Les temps de la loi écrite commencent. Elle fut donnée à Moïse 430 ans après la vocation d’Abraham, 856 ans après le déluge, et la même année que le peuple Hébreu sortit d’Égypte. Cette date est remarquable, parce qu’on s’en sert pour désigner tout le temps qui s’écoule depuis Moïse jusqu’à Jésus-Christ. Tout ce temps est appelé le temps de la loi écrite, pour le distinguer du temps précédent qu’on appelle le temps de la loi de nature, où les hommes n’avaient pour se gouverner que la raison naturelle et les traditions de leurs ancêtres.
Dieu donc ayant affranchi son peuple de la tyrannie des Égyptiens pour le conduire en la terre où il veut être servi ; avant que de l’y établir, lui propose la loi selon laquelle il y doit vivre. Il écrit de sa propre main sur deux tables qu’il donne à Moïse au haut du mont Sinaï le fondement de cette loi, c’est à dire, le décalogue, ou les dix commandements qui contiennent les premiers principes du culte de Dieu et de la société humaine. Il dicte au même Moïse les autres préceptes, par lesquels il établit le tabernacle, figure du temps futur ; l’arche où Dieu se montrait présent par ses oracles, et où les tables de la loi étaient renfermées ; l’élévation d’Aaron frère de Moïse ; le souverain sacerdoce, ou le pontificat, dignité unique donnée à lui et à ses enfants ; les cérémonies de leur sacre, et la forme de leurs habits mystérieux ; les fonctions des prêtres, enfants d’Aaron ; celles des Lévites, avec les autres observances de la religion ; et, ce qu’il y a de plus beau, les règles des bonnes mœurs, la police, et le gouvernement de son peuple élu dont il veut être lui-même le législateur. Voilà ce qui est marqué par l’époque de la loi écrite. Après, on voit le voyage continué dans le désert ; les révoltes, les idolâtries, les châtiments, les consolations du peuple de Dieu, que ce législateur tout-puissant forme peu à peu par ce moyen ; le sacre d’Eléazar souverain pontife, et la mort de son père Aaron ; le zèle de Phinées, fils d’Eléazar, et le sacerdoce assuré à ses descendants par une promesse particulière. Durant ces temps les Égyptiens continuent l’établissement de leurs colonies en divers endroits, principalement dans la Grèce, où Danaus égyptien se fait roi d’Argos, et dépossède les anciens rois venus d’Inachus. Vers la fin des voyages du peuple de Dieu dans le désert, on voit commencer les combats, que les prières de Moïse rendent heureux. Il meurt, et laisse aux Israélites toute leur histoire, qu’il avait soigneusement digérée dés l’origine du monde jusqu’au temps de sa mort.

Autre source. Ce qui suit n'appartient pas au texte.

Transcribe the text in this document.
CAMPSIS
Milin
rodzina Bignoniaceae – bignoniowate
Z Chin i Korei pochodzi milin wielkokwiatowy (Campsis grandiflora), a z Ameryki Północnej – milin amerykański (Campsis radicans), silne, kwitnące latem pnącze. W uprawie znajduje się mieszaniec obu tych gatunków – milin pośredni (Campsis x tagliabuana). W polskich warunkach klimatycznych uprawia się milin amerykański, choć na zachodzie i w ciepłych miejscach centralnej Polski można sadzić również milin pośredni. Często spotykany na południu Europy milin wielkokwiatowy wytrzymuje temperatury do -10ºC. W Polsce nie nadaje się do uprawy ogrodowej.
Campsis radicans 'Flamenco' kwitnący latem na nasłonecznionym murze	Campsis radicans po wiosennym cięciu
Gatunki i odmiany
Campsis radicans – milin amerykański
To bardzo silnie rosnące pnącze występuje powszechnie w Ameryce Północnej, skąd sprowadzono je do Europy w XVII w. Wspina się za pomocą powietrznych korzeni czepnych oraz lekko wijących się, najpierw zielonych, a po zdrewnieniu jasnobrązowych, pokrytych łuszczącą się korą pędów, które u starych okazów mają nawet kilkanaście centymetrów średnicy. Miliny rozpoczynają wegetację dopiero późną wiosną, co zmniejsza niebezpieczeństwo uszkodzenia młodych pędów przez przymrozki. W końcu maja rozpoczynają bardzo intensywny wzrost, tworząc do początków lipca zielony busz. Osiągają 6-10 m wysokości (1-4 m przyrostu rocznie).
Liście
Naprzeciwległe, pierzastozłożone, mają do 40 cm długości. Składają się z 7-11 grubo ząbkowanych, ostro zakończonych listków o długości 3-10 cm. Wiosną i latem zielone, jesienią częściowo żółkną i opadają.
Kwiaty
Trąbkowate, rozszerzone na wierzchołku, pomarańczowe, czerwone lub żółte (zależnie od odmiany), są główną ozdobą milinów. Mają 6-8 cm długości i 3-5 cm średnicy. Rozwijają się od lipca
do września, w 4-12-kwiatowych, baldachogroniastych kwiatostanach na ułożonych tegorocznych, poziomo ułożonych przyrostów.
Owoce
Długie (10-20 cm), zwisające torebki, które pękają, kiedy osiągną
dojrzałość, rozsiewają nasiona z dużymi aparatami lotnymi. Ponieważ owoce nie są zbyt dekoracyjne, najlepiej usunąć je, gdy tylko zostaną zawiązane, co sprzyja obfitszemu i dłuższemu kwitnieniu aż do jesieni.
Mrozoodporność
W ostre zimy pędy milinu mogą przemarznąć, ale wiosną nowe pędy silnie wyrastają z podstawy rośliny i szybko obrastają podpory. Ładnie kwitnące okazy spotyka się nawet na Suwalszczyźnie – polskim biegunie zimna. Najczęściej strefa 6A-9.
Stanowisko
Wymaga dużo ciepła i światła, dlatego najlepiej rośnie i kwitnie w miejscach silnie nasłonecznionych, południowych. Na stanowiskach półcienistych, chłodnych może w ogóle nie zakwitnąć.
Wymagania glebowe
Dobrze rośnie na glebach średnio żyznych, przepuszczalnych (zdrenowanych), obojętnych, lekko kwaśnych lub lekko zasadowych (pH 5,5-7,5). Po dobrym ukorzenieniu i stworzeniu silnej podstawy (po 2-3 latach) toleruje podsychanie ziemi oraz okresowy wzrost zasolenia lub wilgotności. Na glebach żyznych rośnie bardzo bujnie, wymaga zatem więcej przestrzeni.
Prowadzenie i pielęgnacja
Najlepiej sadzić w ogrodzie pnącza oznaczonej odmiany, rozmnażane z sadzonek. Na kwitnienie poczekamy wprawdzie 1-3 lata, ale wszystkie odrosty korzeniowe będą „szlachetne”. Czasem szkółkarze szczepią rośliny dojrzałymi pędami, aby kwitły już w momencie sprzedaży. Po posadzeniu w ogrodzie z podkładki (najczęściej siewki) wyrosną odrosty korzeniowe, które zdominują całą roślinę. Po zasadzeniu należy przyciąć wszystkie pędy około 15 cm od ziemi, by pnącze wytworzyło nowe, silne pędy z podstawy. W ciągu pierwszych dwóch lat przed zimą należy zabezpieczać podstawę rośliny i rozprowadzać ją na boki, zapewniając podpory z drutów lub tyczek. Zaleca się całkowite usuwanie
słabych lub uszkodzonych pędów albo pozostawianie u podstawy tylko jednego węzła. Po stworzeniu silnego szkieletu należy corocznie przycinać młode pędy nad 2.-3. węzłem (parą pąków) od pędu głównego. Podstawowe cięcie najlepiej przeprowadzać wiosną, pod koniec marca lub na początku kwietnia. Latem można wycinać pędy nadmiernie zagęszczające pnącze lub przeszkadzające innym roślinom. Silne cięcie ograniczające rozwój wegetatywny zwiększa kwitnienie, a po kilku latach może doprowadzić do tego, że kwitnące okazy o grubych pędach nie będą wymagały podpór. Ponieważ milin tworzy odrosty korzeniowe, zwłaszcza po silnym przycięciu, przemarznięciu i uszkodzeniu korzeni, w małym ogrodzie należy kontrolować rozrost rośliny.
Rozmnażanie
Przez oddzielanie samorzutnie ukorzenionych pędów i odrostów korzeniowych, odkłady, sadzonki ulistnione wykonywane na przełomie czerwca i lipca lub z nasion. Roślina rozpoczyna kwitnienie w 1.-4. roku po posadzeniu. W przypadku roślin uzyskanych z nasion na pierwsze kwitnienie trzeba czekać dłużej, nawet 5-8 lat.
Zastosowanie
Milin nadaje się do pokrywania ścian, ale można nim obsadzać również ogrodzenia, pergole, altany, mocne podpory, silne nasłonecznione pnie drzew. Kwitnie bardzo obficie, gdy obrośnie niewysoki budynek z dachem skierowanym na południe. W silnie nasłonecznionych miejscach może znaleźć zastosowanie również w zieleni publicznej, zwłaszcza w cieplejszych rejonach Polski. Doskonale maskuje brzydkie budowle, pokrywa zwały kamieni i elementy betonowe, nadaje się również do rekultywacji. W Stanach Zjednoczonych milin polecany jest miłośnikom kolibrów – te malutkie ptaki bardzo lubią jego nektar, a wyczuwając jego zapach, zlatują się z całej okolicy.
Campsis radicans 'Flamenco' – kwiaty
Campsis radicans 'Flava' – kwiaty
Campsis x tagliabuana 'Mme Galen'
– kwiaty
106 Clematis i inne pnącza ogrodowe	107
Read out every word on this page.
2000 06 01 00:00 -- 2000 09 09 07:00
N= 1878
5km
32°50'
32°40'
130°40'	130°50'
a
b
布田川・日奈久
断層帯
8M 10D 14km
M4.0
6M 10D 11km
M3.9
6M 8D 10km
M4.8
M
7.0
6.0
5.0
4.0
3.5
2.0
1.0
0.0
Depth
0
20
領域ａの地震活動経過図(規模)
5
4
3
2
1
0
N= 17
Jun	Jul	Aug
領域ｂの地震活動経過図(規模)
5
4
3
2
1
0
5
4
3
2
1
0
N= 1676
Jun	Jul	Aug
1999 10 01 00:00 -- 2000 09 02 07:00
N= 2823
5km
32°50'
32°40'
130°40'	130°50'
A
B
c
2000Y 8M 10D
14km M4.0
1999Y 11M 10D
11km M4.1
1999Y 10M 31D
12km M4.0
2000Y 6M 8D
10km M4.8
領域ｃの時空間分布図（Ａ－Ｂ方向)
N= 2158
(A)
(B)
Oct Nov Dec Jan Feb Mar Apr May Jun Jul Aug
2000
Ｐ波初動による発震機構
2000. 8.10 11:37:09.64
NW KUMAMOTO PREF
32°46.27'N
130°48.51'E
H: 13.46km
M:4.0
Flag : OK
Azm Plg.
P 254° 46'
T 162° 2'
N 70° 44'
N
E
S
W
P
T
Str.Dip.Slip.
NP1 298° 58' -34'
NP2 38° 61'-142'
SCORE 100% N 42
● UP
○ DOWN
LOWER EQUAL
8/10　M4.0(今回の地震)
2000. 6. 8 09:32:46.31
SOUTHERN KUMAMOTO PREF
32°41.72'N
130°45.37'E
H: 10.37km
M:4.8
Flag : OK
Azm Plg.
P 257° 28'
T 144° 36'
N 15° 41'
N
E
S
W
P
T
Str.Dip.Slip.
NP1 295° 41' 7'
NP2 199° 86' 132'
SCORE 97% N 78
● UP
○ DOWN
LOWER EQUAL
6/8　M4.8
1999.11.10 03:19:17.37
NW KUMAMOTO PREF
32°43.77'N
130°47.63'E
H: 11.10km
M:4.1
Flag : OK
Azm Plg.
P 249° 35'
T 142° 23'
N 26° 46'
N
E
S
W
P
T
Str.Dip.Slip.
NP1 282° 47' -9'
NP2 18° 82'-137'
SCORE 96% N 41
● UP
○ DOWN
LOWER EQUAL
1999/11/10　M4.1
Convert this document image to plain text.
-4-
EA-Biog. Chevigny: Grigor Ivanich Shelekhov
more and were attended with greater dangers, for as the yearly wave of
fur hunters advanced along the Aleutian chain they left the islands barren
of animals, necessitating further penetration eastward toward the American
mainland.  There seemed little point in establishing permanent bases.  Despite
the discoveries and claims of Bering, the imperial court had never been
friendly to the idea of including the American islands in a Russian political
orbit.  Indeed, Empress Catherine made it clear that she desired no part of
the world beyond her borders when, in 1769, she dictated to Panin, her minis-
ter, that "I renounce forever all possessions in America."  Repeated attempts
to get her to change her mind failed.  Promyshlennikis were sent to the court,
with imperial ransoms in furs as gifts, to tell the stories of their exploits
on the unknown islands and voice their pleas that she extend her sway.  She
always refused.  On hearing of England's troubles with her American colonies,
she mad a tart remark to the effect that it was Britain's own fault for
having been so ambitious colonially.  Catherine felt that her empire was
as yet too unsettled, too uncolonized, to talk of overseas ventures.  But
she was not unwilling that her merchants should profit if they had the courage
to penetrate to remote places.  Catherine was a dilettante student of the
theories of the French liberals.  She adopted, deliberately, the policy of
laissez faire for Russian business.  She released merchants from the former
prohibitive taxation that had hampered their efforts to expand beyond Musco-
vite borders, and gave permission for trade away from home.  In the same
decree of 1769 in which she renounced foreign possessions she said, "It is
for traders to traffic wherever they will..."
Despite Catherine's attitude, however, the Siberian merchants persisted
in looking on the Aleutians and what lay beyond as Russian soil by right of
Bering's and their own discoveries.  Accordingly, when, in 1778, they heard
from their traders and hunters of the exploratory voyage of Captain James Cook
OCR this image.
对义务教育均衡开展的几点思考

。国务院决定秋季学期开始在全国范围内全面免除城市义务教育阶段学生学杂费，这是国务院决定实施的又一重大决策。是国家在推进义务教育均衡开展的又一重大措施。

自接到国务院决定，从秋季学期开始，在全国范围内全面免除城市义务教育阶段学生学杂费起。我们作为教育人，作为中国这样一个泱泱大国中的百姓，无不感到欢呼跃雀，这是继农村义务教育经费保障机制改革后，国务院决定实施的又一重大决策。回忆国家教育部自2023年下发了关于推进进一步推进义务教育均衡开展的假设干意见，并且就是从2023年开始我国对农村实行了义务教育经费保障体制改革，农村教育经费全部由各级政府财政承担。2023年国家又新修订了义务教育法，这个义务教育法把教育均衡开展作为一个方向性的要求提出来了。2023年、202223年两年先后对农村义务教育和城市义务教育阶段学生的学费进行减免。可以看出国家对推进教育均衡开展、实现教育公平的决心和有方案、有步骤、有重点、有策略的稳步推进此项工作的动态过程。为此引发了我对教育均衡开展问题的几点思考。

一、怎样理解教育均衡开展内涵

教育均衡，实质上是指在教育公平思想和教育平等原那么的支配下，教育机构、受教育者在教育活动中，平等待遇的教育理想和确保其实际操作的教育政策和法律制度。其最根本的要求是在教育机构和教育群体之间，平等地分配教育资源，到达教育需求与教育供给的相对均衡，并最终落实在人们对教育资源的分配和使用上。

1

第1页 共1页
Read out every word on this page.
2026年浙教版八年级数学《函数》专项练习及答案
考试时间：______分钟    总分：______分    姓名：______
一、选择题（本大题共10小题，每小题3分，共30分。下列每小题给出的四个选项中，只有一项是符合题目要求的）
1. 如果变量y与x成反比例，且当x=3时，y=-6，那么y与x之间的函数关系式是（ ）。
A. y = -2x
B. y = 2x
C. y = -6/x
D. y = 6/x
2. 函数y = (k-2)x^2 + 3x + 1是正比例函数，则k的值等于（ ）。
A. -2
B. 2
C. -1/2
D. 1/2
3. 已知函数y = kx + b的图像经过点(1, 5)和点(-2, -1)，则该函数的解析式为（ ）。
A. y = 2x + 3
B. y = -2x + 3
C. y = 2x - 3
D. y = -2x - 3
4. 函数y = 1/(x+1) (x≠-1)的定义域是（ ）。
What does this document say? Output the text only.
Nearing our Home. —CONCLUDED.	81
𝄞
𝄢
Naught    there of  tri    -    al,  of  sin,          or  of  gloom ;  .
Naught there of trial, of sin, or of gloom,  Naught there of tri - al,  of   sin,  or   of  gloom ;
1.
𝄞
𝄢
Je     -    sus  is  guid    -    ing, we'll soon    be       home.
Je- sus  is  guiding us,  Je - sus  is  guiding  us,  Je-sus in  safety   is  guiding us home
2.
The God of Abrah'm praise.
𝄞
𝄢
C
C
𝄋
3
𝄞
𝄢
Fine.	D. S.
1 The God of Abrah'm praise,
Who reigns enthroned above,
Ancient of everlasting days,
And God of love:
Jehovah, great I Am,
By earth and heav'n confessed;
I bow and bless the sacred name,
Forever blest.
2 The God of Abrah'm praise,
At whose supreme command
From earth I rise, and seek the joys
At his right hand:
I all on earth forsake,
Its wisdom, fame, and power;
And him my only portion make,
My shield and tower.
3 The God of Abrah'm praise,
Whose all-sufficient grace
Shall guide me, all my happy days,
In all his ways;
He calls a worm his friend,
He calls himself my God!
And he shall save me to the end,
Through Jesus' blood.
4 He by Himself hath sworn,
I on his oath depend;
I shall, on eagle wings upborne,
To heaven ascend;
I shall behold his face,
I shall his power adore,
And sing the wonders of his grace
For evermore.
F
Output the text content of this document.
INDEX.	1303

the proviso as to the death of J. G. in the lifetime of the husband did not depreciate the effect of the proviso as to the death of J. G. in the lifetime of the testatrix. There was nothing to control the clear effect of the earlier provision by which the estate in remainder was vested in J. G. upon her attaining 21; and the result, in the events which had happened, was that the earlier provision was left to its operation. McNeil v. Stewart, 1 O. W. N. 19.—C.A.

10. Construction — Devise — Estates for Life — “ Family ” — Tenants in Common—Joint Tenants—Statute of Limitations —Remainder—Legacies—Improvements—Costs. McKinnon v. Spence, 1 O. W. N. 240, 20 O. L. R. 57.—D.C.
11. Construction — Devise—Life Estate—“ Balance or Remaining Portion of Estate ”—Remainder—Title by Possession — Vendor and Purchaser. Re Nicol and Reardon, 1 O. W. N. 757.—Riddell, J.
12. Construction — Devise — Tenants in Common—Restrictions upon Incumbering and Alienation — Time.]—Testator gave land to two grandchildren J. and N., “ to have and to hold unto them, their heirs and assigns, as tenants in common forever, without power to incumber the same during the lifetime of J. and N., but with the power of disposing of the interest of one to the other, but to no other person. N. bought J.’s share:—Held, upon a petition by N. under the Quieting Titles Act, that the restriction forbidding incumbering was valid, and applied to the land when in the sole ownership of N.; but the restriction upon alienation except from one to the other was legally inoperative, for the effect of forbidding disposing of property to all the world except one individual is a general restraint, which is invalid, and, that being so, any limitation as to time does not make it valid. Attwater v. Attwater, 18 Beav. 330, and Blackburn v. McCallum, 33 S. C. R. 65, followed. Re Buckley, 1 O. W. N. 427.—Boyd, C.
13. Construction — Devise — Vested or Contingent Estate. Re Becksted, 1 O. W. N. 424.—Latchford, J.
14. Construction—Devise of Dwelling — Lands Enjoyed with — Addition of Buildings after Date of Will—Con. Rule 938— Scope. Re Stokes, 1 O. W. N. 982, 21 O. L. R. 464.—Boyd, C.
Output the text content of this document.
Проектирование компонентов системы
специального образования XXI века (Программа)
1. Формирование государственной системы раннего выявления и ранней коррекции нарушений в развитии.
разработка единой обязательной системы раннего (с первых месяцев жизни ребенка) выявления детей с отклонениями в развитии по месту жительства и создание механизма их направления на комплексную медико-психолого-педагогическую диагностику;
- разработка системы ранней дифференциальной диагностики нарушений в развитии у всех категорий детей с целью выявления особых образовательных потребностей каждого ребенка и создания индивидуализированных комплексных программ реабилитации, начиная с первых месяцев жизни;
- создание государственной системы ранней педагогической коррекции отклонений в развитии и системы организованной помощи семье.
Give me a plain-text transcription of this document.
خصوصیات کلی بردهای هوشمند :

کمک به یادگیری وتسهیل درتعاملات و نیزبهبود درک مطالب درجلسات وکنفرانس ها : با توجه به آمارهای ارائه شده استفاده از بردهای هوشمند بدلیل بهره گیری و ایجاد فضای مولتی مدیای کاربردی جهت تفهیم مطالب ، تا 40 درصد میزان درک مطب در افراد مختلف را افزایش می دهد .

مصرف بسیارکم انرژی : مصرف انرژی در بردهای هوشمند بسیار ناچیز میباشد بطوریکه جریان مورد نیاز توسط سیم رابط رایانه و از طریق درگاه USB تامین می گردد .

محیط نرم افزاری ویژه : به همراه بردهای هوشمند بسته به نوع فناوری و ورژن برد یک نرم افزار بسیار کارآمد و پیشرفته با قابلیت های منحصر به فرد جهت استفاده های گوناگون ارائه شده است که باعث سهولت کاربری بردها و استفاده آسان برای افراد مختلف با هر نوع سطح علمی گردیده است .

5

Cette histoire est continuée par l’ordre de Josué, et de ses successeurs. On la divisa depuis en plusieurs livres ; et c’est de là que nous sont venus le livre de Josué, le livre des juges, et les quatre livres des rois. L’histoire que Moïse avait écrite, et où toute la loi était renfermée, fut aussi partagée en cinq livres qu’on appelle Pentateuque, et qui sont le fondement de la religion. Après la mort de l’homme de Dieu, on trouve les guerres de Josué, la conquête et le partage de la terre sainte, et les rebellions du peuple châtié et rétabli à diverses fois. Là se voient les victoires d’Othoniel, qui le délivre de la tyrannie de Chusan, roi de Mésopotamie, et 80 ans après celle d’Aod sur Eglon, roi de Moab. Environ ce temps Pelops, phrygien fils de Tantale, règne dans le Péloponnèse, et donne son nom à cette fameuse contrée. Bel, roi des chaldéens, reçoit de ces peuples les honneurs divins. Les Israélites ingrats retombent dans la servitude. Jabin, roi de Canaan, les assujettit ; mais Débora la prophétesse qui jugeait le peuple, et Barac, fils d’Abinoem défont Sisara général des armées de ce roi. Trente ans après Gédeon, victorieux sans combattre poursuit et abat les Madianites. Abimelec, son fils, usurpe l’autorité par le meurtre de ses frères, l’exerce tyranniquement, et la perd enfin avec la vie.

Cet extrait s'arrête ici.